The University Record, May 21, 1996

Business School launches program to add minority faculty nationwide

By Deborah Gilbert
News and Information Services

The Business School has launched a “Faculty of the Future Program” to increase the numbers of underrepresented minority faculty members at American business schools. The program will be funded by a three-year, $300,000 grant from the General Electric Fund.

“One of our greatest challenges over the next five years is to increase diversity in the Ph.D. program and among faculty,” says B. Joseph White, dean of the Business School. “We are well positioned to meet that challenge. With the support from the GE Fund, we can become a valuable source of talented minority faculty members for business schools across the country.” The U-M and the Business School also are contributing funds to the program.

In order to develop new sources of minority applicants for Ph.D. programs, the Faculty of the Future Program will join forces with Morehouse College, Navajo Community College, North Carolina Agricultural and Technical State University, South Carolina State College, and Tuskegee University to develop an Undergraduate Research and Teaching Program.

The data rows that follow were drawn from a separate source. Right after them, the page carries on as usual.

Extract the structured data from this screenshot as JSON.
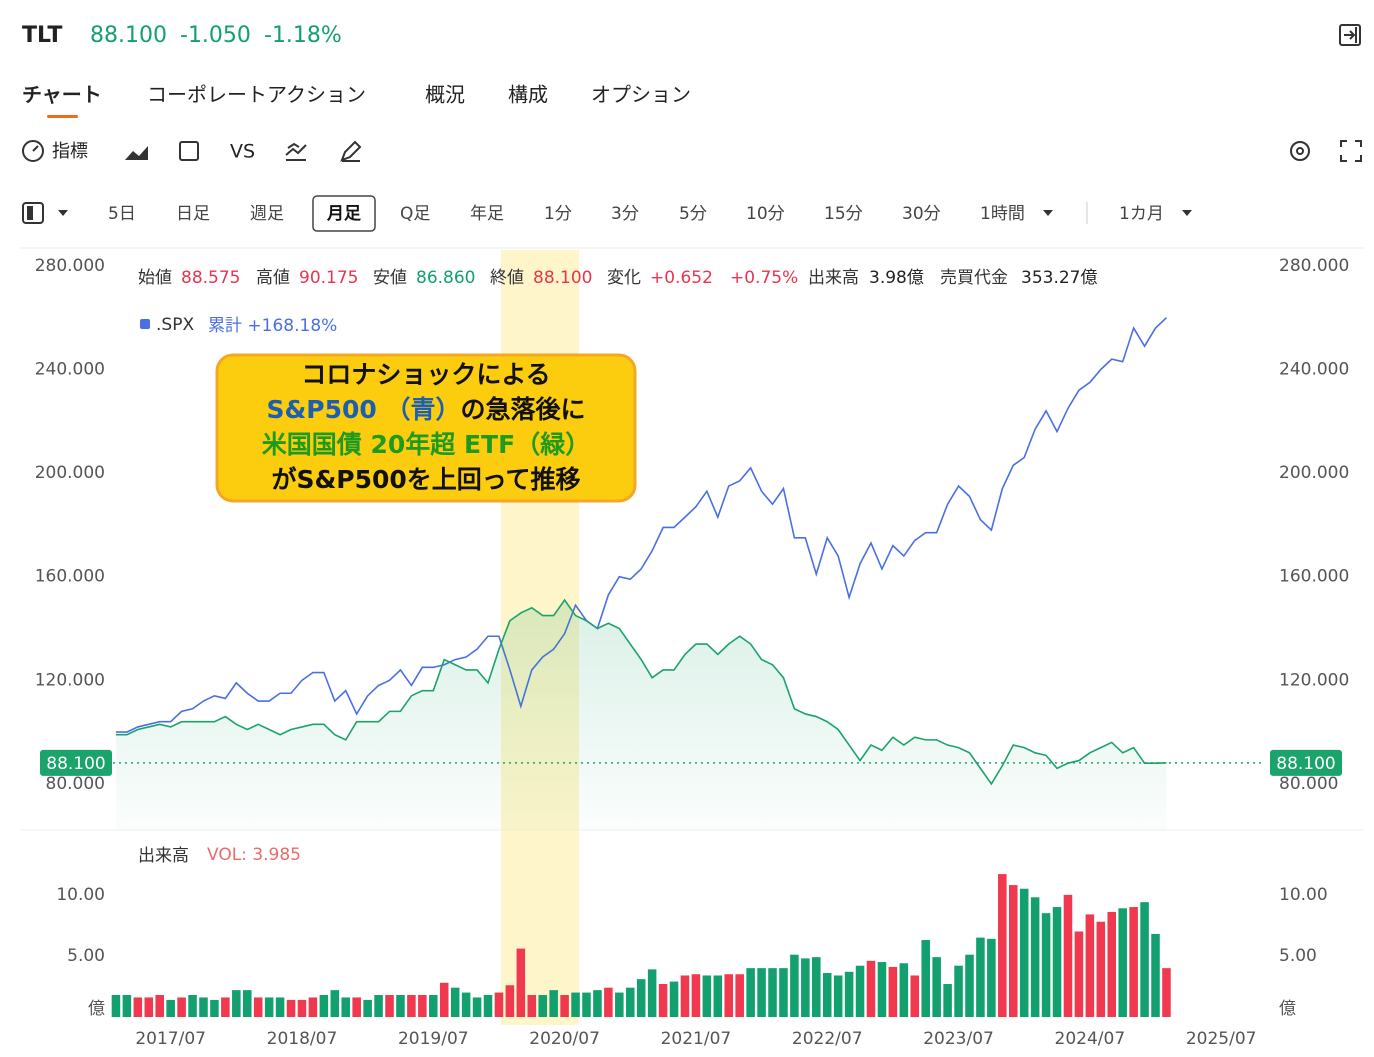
{
  "header": {
    "symbol": "TLT",
    "price": "88.100",
    "change": "-1.050",
    "change_pct": "-1.18%"
  },
  "tabs": [
    "チャート",
    "コーポレートアクション",
    "概況",
    "構成",
    "オプション"
  ],
  "toolbar": [
    "指標",
    "VS"
  ],
  "periods": [
    "5日",
    "日足",
    "週足",
    "月足",
    "Q足",
    "年足",
    "1分",
    "3分",
    "5分",
    "10分",
    "15分",
    "30分",
    "1時間",
    "1カ月"
  ],
  "info": [
    {
      "label": "始値",
      "value": "88.575"
    },
    {
      "label": "高値",
      "value": "90.175"
    },
    {
      "label": "安値",
      "value": "86.860"
    },
    {
      "label": "終値",
      "value": "88.100"
    },
    {
      "label": "変化",
      "value": "+0.652"
    },
    {
      "label": "",
      "value": "+0.75%"
    },
    {
      "label": "出来高",
      "value": "3.98億"
    },
    {
      "label": "売買代金",
      "value": "353.27億"
    }
  ],
  "chart_data": [
    {
      "type": "line",
      "legend_stat": "累計 +168.18%",
      "annotation": [
        [
          "コロナショックによる"
        ],
        [
          "S&P500 （青）",
          "の急落後に"
        ],
        [
          "米国国債 20年超 ETF（緑）"
        ],
        [
          "がS&P500を上回って推移"
        ]
      ],
      "annotation_colors": [
        [
          "#111111"
        ],
        [
          "#1a5fb4",
          "#111111"
        ],
        [
          "#1e9a1e"
        ],
        [
          "#111111"
        ]
      ],
      "x": [
        "2017/02",
        "2017/03",
        "2017/04",
        "2017/05",
        "2017/06",
        "2017/07",
        "2017/08",
        "2017/09",
        "2017/10",
        "2017/11",
        "2017/12",
        "2018/01",
        "2018/02",
        "2018/03",
        "2018/04",
        "2018/05",
        "2018/06",
        "2018/07",
        "2018/08",
        "2018/09",
        "2018/10",
        "2018/11",
        "2018/12",
        "2019/01",
        "2019/02",
        "2019/03",
        "2019/04",
        "2019/05",
        "2019/06",
        "2019/07",
        "2019/08",
        "2019/09",
        "2019/10",
        "2019/11",
        "2019/12",
        "2020/01",
        "2020/02",
        "2020/03",
        "2020/04",
        "2020/05",
        "2020/06",
        "2020/07",
        "2020/08",
        "2020/09",
        "2020/10",
        "2020/11",
        "2020/12",
        "2021/01",
        "2021/02",
        "2021/03",
        "2021/04",
        "2021/05",
        "2021/06",
        "2021/07",
        "2021/08",
        "2021/09",
        "2021/10",
        "2021/11",
        "2021/12",
        "2022/01",
        "2022/02",
        "2022/03",
        "2022/04",
        "2022/05",
        "2022/06",
        "2022/07",
        "2022/08",
        "2022/09",
        "2022/10",
        "2022/11",
        "2022/12",
        "2023/01",
        "2023/02",
        "2023/03",
        "2023/04",
        "2023/05",
        "2023/06",
        "2023/07",
        "2023/08",
        "2023/09",
        "2023/10",
        "2023/11",
        "2023/12",
        "2024/01",
        "2024/02",
        "2024/03",
        "2024/04",
        "2024/05",
        "2024/06",
        "2024/07",
        "2024/08",
        "2024/09",
        "2024/10",
        "2024/11",
        "2024/12",
        "2025/01",
        "2025/02"
      ],
      "xlim": [
        "2017/01",
        "2025/10"
      ],
      "xticks": [
        "2017/07",
        "2018/07",
        "2019/07",
        "2020/07",
        "2021/07",
        "2022/07",
        "2023/07",
        "2024/07",
        "2025/07"
      ],
      "ylim": [
        62.2,
        284.2
      ],
      "yticks": [
        {
          "value": 80,
          "label": "80.000"
        },
        {
          "value": 120,
          "label": "120.000"
        },
        {
          "value": 160,
          "label": "160.000"
        },
        {
          "value": 200,
          "label": "200.000"
        },
        {
          "value": 240,
          "label": "240.000"
        },
        {
          "value": 280,
          "label": "280.000"
        }
      ],
      "grid": false,
      "price_line": {
        "value": 88.1,
        "label": "88.100"
      },
      "series": [
        {
          "name": ".SPX",
          "color": "#4a6fe3",
          "values": [
            100,
            100,
            102,
            103,
            104,
            104,
            108,
            109,
            112,
            114,
            113,
            119,
            115,
            112,
            112,
            115,
            115,
            120,
            123,
            123,
            112,
            116,
            107,
            114,
            118,
            120,
            124,
            118,
            125,
            125,
            126,
            128,
            129,
            132,
            137,
            137,
            124,
            110,
            124,
            129,
            132,
            138,
            149,
            143,
            140,
            153,
            160,
            159,
            163,
            170,
            179,
            179,
            183,
            187,
            193,
            183,
            195,
            197,
            202,
            193,
            188,
            194,
            175,
            175,
            161,
            175,
            168,
            152,
            165,
            173,
            163,
            172,
            168,
            174,
            177,
            177,
            188,
            195,
            191,
            182,
            178,
            194,
            203,
            206,
            217,
            224,
            216,
            225,
            232,
            235,
            240,
            244,
            243,
            256,
            249,
            256,
            260
          ]
        },
        {
          "color": "#1aa36a",
          "area": true,
          "values": [
            99,
            99,
            101,
            102,
            103,
            102,
            104,
            104,
            104,
            104,
            106,
            103,
            101,
            103,
            101,
            99,
            101,
            102,
            103,
            103,
            99,
            97,
            104,
            104,
            104,
            108,
            108,
            114,
            116,
            116,
            128,
            126,
            124,
            124,
            119,
            132,
            143,
            146,
            148,
            145,
            145,
            151,
            145,
            143,
            140,
            142,
            140,
            134,
            128,
            121,
            124,
            124,
            130,
            134,
            134,
            130,
            134,
            137,
            134,
            128,
            126,
            121,
            109,
            107,
            106,
            104,
            101,
            95,
            89,
            95,
            93,
            98,
            95,
            98,
            97,
            97,
            95,
            94,
            92,
            86,
            80,
            87,
            95,
            94,
            92,
            91,
            86,
            88,
            89,
            92,
            94,
            96,
            92,
            94,
            88,
            88,
            88.1
          ]
        }
      ]
    },
    {
      "type": "bar",
      "title": "出来高",
      "subtitle": "VOL: 3.985",
      "ylim": [
        0,
        14.9
      ],
      "yticks": [
        {
          "value": 0,
          "label": "億"
        },
        {
          "value": 5,
          "label": "5.00"
        },
        {
          "value": 10,
          "label": "10.00"
        }
      ],
      "up_color": "#f0384f",
      "down_color": "#12a06e",
      "values": [
        1.8,
        1.8,
        1.6,
        1.6,
        1.8,
        1.4,
        1.6,
        1.8,
        1.6,
        1.4,
        1.6,
        2.2,
        2.2,
        1.6,
        1.6,
        1.6,
        1.4,
        1.4,
        1.6,
        1.8,
        2.2,
        1.6,
        1.6,
        1.4,
        1.8,
        1.8,
        1.8,
        1.8,
        1.8,
        1.8,
        2.8,
        2.4,
        2.0,
        1.6,
        1.8,
        2.0,
        2.6,
        5.6,
        1.8,
        1.8,
        2.2,
        1.8,
        2.0,
        2.0,
        2.2,
        2.4,
        2.0,
        2.4,
        3.1,
        3.9,
        2.7,
        2.9,
        3.4,
        3.5,
        3.4,
        3.4,
        3.5,
        3.5,
        4.0,
        4.0,
        4.0,
        4.0,
        5.1,
        4.8,
        4.9,
        3.6,
        3.4,
        3.7,
        4.2,
        4.6,
        4.5,
        4.1,
        4.4,
        3.4,
        6.3,
        4.9,
        2.7,
        4.2,
        5.1,
        6.5,
        6.4,
        11.7,
        10.8,
        10.5,
        9.8,
        8.5,
        9.0,
        10.0,
        7.0,
        8.4,
        7.8,
        8.6,
        8.9,
        9.0,
        9.4,
        6.8,
        4.0
      ]
    }
  ]
}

“Business faculty at each of these institutions will mentor selected undergraduates, including them in research projects and classroom presentations. During the students’ junior and senior summers, they will participate in an eight -week research seminar at the

U-M Business School,” says Edwin Miller, professor of business administration and co-director of the program. The summer seminars will include the fundamentals of research design, statistics in research, writing for publication and faculty career issues.

The Business School also will seek out potential Ph.D. students among non-Ph.D. faculty at other historically Black colleges and universities and Native American (tribal) colleges.

The Business School also plans to establish Graduate Fellowship and Forgivable Loan programs for minority graduate students. The programs will help provide support during summers, dissertation research, and extended years of study as well as in e mergency situations.

“We find that minority students’ rates of progress on Ph.D.s are often slower than other racial and ethnic groups. For financial reasons, they tend to accept full-time academic appointments prematurely and generally accept more teaching and research assistantships than their peers,” says Miller. “The extra financial support will allow them to focus on finishing the Ph.D.”

The Business School also will create a Junior Faculty Coupon Program that will help “jump start” minority Business School graduates with Ph.D.s as they launch their teaching careers at new institutions. The coupons provide junior faculty members with several years of guaranteed funding for summer research.

The Business School’s new Post-Doctoral Studies Program also will seek out minority Ph.D.s and faculty without Ph.D.s who are currently teaching elsewhere and want to refine their teaching and research skills before seeking a full -time teaching position.

Taylor Cox, associate professor of organizational behavior and human resource management, is program co-director.